This Total-Body Strength Workout Will Make You a Better, Faster, and More Efficient Runner
The only way to get better at something is practice. If you want to be a better runner, you've got to do running workouts, but you also need to strength train. I'm not saying you have to become a bodybuilder, but you do need a strength foundation to prevent injury and improve your strength endurance and speed.
By incorporating one to two strength training sessions a week into your current running program, you're bound to see an improvement in your performance. If you haven't started training for your next race, I highly recommend following this four-week workout plan to build a strength foundation.

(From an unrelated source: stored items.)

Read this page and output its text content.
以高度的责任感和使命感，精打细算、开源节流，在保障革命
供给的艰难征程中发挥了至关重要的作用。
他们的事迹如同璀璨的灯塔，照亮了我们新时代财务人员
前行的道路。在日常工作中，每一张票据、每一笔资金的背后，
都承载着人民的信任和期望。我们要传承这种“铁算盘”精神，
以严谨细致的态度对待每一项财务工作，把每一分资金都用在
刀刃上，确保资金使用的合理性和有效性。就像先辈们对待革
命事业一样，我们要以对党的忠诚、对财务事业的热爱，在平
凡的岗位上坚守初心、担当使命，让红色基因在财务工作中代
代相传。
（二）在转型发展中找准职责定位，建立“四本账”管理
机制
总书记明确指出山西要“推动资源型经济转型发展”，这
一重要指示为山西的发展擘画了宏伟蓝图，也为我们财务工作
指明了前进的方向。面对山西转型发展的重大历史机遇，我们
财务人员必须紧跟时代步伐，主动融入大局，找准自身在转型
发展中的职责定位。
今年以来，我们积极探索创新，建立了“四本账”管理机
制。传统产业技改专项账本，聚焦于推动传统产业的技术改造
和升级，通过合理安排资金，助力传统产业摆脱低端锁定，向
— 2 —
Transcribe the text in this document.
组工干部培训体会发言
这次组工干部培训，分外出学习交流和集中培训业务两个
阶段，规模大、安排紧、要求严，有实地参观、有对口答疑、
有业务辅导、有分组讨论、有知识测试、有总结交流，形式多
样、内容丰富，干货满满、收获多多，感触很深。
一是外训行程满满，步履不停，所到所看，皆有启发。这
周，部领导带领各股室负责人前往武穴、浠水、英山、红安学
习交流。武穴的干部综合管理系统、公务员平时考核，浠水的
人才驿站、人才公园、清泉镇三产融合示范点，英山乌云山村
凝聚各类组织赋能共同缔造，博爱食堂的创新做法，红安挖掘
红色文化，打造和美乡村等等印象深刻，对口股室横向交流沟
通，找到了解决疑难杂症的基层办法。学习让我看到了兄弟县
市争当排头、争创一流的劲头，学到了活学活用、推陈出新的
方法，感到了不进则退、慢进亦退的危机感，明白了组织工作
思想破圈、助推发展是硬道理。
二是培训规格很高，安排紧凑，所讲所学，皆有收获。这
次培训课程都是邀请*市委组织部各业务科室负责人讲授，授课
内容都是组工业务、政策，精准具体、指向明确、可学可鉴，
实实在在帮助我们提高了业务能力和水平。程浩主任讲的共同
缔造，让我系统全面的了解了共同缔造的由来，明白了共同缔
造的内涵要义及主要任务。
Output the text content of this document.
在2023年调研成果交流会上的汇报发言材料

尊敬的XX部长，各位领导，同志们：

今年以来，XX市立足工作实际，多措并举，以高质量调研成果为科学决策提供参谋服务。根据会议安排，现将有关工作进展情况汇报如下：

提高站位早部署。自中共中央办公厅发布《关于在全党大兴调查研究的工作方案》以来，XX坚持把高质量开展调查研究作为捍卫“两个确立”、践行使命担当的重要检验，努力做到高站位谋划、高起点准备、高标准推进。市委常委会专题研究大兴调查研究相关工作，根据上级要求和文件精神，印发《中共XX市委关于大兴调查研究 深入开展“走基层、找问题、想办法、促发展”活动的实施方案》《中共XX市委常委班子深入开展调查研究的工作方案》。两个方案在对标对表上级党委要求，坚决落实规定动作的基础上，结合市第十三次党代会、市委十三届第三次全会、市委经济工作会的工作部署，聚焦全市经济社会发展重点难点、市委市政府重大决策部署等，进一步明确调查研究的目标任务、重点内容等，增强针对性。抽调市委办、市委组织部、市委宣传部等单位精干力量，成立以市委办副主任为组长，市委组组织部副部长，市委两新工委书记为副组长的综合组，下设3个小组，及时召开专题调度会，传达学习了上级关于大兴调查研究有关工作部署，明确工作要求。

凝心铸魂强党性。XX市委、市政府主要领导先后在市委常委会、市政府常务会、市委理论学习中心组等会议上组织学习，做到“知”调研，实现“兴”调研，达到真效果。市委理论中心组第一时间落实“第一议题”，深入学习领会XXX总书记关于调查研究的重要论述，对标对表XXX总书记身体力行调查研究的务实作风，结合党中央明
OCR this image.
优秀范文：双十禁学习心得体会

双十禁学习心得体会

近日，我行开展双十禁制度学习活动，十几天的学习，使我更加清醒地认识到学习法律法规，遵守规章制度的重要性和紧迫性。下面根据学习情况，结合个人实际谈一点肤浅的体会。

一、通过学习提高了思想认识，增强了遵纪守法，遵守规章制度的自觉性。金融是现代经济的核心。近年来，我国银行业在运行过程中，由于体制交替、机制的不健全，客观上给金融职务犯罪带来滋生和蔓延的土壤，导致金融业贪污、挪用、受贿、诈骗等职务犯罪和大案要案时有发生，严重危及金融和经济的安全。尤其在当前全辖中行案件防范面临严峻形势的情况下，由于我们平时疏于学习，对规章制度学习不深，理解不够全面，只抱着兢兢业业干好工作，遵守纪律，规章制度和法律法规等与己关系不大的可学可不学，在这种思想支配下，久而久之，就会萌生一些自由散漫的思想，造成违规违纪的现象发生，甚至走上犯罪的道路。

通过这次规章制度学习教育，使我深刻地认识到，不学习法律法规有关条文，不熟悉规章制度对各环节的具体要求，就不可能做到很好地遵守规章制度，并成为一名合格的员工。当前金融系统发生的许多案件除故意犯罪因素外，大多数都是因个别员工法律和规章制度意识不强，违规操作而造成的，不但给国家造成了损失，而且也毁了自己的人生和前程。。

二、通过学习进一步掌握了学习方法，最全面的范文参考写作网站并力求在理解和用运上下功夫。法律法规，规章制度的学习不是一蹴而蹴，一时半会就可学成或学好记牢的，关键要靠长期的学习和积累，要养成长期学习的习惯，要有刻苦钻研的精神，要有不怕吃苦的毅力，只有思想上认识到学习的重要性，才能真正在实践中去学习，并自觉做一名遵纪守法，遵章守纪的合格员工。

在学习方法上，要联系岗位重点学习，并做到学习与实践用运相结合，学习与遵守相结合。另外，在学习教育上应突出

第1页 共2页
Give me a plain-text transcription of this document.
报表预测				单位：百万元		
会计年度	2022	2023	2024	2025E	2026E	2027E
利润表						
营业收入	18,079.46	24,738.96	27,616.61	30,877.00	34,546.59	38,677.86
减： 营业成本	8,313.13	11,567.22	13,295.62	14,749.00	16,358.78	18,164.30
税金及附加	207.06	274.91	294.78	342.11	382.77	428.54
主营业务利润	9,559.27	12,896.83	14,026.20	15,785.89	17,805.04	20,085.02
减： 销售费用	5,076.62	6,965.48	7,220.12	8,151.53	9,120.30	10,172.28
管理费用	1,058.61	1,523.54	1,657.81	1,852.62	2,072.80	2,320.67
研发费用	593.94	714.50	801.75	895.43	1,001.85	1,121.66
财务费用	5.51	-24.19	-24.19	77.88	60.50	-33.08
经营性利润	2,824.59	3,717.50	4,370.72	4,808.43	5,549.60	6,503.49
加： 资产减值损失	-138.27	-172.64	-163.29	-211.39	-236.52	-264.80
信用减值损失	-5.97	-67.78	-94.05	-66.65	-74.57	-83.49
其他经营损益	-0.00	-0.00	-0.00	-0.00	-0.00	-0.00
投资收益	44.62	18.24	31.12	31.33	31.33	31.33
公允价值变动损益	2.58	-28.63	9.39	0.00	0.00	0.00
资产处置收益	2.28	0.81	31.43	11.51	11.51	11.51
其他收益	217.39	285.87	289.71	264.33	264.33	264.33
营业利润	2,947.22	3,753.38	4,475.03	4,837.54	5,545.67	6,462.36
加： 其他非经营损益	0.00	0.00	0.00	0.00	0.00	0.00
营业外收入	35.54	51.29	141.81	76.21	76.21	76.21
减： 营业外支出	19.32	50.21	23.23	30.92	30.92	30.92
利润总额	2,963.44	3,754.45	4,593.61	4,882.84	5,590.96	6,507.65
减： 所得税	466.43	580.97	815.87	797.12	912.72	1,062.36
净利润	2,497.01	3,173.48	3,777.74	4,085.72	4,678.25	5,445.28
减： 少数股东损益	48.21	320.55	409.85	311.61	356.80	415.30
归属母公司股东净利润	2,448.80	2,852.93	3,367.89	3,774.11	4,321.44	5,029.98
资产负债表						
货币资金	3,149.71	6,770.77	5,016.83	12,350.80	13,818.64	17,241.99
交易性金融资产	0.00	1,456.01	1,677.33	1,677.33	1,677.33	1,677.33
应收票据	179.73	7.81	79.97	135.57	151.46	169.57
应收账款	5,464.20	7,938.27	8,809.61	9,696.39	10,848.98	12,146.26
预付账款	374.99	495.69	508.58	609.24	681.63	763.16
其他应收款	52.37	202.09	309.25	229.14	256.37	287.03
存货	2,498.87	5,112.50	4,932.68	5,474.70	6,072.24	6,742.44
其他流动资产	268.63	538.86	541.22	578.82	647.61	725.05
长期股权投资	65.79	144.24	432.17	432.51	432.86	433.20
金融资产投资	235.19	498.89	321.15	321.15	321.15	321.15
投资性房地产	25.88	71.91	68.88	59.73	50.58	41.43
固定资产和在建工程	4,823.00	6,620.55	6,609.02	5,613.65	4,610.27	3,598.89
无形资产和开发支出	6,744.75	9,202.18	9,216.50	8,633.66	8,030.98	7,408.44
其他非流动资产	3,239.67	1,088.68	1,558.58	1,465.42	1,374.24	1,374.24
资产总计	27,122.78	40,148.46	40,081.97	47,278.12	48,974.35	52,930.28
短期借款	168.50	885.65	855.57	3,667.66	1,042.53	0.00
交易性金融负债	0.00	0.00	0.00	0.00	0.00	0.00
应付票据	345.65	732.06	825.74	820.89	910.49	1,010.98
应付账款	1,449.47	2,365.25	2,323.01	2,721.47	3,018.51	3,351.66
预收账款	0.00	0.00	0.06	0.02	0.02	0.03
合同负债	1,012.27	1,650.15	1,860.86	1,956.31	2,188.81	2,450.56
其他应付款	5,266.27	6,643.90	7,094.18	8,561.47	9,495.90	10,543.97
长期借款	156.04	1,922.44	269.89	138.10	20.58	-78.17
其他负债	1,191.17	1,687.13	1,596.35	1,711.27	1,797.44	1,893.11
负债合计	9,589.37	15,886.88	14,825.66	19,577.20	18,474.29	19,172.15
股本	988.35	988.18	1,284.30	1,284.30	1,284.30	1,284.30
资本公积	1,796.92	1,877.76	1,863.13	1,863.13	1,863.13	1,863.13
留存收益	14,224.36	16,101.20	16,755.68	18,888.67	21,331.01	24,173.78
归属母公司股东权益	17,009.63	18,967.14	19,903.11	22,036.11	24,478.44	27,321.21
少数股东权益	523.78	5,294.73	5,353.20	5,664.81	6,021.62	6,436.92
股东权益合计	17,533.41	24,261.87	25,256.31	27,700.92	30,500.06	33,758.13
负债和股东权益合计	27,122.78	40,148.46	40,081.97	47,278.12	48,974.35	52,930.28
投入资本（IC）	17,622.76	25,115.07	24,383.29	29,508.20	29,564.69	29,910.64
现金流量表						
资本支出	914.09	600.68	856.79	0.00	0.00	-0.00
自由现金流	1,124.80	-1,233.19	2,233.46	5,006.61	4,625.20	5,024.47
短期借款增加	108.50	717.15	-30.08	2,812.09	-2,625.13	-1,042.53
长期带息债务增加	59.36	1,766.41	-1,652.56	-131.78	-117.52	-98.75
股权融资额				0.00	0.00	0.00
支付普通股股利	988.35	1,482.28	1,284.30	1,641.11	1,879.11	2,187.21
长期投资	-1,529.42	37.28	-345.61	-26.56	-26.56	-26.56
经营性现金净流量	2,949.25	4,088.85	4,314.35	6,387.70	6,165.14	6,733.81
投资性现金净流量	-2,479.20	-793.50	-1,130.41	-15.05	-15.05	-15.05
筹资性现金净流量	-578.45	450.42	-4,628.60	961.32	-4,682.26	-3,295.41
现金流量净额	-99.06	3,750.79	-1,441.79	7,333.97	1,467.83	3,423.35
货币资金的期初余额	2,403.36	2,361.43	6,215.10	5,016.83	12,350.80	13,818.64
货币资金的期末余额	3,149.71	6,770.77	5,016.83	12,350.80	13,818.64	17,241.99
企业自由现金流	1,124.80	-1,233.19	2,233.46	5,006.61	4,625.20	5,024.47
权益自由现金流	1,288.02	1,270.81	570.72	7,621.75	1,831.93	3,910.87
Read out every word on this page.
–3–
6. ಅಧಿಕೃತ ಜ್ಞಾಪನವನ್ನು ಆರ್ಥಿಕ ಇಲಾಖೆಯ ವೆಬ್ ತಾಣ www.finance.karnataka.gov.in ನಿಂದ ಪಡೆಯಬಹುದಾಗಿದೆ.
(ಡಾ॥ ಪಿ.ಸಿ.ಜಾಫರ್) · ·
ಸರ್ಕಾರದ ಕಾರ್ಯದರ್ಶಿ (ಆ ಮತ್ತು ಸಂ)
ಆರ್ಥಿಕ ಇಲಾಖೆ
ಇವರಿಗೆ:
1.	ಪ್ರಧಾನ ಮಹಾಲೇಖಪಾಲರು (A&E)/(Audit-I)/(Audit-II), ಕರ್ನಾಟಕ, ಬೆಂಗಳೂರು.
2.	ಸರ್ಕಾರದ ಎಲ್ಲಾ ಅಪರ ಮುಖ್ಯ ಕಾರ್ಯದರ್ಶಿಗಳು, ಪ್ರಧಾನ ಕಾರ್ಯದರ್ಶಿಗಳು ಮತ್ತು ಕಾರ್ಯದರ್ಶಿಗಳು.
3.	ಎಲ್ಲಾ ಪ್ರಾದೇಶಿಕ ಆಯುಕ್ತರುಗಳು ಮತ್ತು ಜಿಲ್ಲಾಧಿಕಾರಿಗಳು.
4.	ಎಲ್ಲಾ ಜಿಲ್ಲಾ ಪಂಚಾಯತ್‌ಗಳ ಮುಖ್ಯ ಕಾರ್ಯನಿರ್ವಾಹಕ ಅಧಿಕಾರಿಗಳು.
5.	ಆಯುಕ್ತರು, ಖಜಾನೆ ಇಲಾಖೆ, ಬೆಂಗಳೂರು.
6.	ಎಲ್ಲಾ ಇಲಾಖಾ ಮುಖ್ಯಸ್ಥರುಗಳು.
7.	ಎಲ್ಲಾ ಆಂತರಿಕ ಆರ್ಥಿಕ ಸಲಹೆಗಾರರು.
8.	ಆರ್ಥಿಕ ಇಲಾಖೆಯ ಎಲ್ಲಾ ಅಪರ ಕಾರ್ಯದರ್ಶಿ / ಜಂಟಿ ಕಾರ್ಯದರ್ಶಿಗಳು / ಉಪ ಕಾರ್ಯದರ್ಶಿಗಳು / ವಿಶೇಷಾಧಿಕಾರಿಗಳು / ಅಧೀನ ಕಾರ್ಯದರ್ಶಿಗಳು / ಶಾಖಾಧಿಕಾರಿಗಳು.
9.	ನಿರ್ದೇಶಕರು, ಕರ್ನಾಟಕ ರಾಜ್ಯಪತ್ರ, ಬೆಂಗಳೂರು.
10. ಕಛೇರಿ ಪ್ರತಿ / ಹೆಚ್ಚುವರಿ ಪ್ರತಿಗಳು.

Now, it's time to switch gears and strengthen your muscles.
Before you get started with the workout, be sure to activate your glutes and your abdominal muscles (don't forget to do these drills before your runs). This workout is broken up into three different portions. You'll start with plyometric exercises that will help with reaction time to the ground, which translates to explosive power, speed, and force production. After that, you'll take two minutes of rest, then transition to the strength exercises. The rep and set scheme is for strength endurance, which you'll need to get through speed workouts, long-distance workouts, and race day. Don't forget to cool down after the workout.
- Box jump: three sets for 30 seconds
- High knees: three sets of 30 reps
- Plyo lunge: three sets of 10 reps
- Bent-over row: three sets of 12 reps
- Banded assisted pull-up: three sets of 12 reps
- Plank with knee tap: two sets of 10 reps
- Farmer's carry: two sets of 10 steps each direction
- Plank walk: two sets of 10 reps
- Step-up: three sets of 12 reps each leg
- Deadlift with knee drive: three sets of 12 reps each leg
- Dumbbell walking lunge: two sets of 10 reps
- Stand with your feet slightly wider than hips-width distance apart in front of a sturdy box that's six to 24 (or more!) inches tall.
- Bend your knees, and swing your arms back.
- Jump onto the top of the box with both feet, swinging your arms forward to give you a little momentum.
- Step one foot at a time back to the floor, or jump down softly with both feet.
- This counts as one rep.
- Complete as many reps as you can in 30 seconds. Remember, form is more important than reps. Take 45 seconds of rest, then repeat for two more rounds.
- Run in place while lifting your knees high to the level of your waist. Engage your abs as your knee comes up.
- Pump your arms to warm up your upper body.
- Each time your foot makes contact with the ground, that counts as one repetition.
- Complete 30 high knees, then take 15 seconds of rest. Repeat for two more rounds.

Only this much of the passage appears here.